Después de haber recorrido las plenas infinitas de hierba, has llegado a tu destinatario: un jardín rocoso, el sitio perfecto para descansar. Sin pensarlo dos veces, te posas sobre una roca delante del luz brillante del sol. Cuando te cierras los ojos, sientes la brisa suave rozando tus escamas, mientras el intenso calor del sol te calienta.
No se escucha más a partir de la brisa soplando suavemente. Es como si el tiempo se hubiera detenido para este momento de descanso.

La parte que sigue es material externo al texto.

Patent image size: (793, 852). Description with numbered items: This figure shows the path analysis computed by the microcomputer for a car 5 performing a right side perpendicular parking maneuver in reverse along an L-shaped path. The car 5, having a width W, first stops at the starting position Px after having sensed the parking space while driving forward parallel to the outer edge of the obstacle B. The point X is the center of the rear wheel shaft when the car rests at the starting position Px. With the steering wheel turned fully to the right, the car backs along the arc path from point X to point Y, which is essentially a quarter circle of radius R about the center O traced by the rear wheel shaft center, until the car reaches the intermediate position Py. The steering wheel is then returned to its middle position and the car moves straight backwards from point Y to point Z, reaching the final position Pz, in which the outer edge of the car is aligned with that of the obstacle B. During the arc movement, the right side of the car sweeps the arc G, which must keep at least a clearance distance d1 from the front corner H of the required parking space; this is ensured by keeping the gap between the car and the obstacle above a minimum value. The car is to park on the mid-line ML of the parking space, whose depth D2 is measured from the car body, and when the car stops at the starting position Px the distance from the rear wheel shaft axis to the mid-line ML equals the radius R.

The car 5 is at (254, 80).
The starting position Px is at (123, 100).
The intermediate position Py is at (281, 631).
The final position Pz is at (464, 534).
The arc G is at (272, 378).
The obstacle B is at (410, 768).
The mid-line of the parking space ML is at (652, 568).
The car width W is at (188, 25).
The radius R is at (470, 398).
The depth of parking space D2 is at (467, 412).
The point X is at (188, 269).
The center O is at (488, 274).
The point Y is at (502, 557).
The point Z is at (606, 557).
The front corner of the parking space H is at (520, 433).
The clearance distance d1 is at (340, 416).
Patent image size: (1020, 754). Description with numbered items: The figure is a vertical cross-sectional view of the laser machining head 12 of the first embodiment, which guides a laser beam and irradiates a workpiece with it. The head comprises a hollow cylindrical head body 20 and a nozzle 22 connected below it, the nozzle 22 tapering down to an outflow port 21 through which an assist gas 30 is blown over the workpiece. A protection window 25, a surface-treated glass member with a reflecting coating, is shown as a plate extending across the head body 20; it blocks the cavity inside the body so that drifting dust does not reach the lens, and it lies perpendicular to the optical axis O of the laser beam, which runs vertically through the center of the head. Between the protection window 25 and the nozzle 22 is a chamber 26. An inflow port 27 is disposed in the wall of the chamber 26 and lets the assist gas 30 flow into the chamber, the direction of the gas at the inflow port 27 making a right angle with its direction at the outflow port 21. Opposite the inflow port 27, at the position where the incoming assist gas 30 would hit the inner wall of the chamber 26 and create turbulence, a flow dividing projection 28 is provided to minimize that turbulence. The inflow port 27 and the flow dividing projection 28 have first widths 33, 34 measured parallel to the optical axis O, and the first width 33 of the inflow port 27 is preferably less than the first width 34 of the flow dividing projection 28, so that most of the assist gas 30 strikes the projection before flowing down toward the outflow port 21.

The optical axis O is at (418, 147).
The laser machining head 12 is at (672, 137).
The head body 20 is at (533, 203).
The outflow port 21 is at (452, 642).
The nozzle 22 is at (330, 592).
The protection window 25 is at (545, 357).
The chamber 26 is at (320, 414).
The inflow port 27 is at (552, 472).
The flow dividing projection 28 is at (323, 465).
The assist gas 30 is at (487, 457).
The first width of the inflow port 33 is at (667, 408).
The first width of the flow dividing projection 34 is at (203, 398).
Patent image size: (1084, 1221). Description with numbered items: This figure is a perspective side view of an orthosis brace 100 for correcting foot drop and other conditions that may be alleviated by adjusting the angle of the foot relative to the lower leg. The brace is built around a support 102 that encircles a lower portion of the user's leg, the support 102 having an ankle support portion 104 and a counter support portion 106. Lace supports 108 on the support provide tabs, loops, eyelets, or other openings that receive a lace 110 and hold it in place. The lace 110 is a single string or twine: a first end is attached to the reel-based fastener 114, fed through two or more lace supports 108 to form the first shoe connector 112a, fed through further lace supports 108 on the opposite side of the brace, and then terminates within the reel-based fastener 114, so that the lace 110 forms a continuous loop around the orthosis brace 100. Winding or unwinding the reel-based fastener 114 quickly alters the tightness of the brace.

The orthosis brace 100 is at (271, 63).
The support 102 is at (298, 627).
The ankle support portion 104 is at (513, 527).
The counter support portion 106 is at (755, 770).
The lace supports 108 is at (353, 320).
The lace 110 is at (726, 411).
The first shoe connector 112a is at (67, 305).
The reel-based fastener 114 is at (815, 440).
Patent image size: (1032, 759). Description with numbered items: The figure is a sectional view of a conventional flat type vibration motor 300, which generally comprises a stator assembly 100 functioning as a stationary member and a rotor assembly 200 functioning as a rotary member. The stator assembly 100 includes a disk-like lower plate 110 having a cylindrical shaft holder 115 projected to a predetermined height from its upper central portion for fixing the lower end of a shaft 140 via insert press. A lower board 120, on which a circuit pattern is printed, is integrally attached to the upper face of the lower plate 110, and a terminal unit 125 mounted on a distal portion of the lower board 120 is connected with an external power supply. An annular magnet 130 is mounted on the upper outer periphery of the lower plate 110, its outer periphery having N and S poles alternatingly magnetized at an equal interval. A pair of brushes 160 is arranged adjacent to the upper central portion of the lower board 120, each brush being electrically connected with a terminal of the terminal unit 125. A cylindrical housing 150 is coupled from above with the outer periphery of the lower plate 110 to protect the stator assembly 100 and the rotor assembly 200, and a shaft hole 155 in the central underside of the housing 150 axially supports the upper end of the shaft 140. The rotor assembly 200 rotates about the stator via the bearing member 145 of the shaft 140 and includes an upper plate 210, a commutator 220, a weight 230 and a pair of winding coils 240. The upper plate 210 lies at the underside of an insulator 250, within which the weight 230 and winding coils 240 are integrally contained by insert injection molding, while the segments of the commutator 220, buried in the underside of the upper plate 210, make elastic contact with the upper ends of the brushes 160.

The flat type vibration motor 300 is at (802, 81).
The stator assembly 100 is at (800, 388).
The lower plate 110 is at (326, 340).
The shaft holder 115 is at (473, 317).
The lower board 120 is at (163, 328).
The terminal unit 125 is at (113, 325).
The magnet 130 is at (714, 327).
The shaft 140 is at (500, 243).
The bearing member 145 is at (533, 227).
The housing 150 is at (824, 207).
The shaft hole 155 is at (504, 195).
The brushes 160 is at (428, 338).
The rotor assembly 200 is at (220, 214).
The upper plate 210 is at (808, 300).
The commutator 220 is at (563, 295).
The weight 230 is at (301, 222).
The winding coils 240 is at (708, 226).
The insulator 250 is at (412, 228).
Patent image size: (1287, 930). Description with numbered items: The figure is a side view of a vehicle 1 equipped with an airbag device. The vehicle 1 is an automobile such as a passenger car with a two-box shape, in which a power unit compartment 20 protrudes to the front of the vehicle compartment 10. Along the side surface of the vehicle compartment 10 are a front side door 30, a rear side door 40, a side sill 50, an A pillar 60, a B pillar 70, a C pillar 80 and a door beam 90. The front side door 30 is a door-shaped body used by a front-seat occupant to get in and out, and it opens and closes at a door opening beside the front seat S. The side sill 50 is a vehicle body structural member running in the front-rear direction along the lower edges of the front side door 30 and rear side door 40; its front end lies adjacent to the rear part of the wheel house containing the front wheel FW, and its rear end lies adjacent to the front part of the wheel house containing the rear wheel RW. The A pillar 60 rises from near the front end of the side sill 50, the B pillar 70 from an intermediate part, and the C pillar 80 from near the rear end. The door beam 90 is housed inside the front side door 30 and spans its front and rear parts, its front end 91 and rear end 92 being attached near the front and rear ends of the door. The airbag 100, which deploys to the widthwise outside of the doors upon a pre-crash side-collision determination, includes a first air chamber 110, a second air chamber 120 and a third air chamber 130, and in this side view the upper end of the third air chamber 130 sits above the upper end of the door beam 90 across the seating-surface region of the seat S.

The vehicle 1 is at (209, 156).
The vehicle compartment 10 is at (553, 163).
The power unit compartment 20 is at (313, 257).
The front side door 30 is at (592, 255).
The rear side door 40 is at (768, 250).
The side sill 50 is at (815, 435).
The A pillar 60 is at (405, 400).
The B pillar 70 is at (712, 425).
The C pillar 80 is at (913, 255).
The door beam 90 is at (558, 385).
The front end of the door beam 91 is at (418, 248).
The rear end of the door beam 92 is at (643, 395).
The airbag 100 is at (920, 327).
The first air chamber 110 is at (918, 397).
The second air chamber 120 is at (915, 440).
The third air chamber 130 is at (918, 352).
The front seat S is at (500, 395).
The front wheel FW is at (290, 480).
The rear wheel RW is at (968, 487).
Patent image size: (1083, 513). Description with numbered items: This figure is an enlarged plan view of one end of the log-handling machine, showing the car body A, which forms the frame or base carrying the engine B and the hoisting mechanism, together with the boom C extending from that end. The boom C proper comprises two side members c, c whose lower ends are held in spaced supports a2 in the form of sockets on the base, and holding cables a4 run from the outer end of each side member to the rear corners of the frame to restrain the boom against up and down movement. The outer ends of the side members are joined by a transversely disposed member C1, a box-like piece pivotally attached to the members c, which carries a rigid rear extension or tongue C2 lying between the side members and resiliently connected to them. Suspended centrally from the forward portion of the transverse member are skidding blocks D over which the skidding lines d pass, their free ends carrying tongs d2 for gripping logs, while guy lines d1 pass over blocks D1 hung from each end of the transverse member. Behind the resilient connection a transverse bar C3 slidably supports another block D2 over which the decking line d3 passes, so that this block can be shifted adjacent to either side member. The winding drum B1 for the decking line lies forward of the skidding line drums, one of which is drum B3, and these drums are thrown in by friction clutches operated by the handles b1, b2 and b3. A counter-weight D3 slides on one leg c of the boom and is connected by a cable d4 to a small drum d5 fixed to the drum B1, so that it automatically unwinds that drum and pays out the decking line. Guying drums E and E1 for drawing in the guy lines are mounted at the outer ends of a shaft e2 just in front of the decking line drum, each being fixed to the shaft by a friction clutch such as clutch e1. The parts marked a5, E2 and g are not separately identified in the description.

Al pasar de tiempo, notas un cambio repentino en el aire. La paz que has estado experimentado no siente tan agradable como cuando llegaste. Aunque el paisaje no ha cambiado, no estás seguro. El suelo se siente lo mismo.
Hasta cuando percibes el sonido sordo de unas vibraciones que han venido de la plena de hierba.
Al instante, tus instintos te impulsan a correr e encontrar un lugar seguro en el que puedas esconderte. Corres debajo de la roca grande, tratando de no ser visto por el depredador.
Tratas de vislumbrar las vibraciones, buscando las frecuencias bajas de esos pasos pesados.
Pero nada.
El único sonido que llena el silencio agobiante es el corazón latiendo en el pecho.
De repente, justo al lado de ti, sientes la pesada vibración de unos pasos otra vez. Al sentir esas vibraciones tan pesadas, más cerca, te das cuenta de que esa cosa no es un ratón, ni siquiera un ave.
Solo descubres lo que es cuando ves a su pata. Sus patas son gruesas como las ramas más densas de un árbol y sus garras afiladas rascan el suelo. A ese punto, los latidos rápidos del corazón están a punto de romper el esternón. Te quedas debajo de la piedra, paralizado por temor.
No me puede ver te dices, esperando que esa afirmación no sea una mentira.
PUNTO DE VISTA: Eres un eslizón tomando un descanso debajo del sol. Pero, de repente, te sientes invadido por un mal presentimiento de que haya algo acechándote cerca.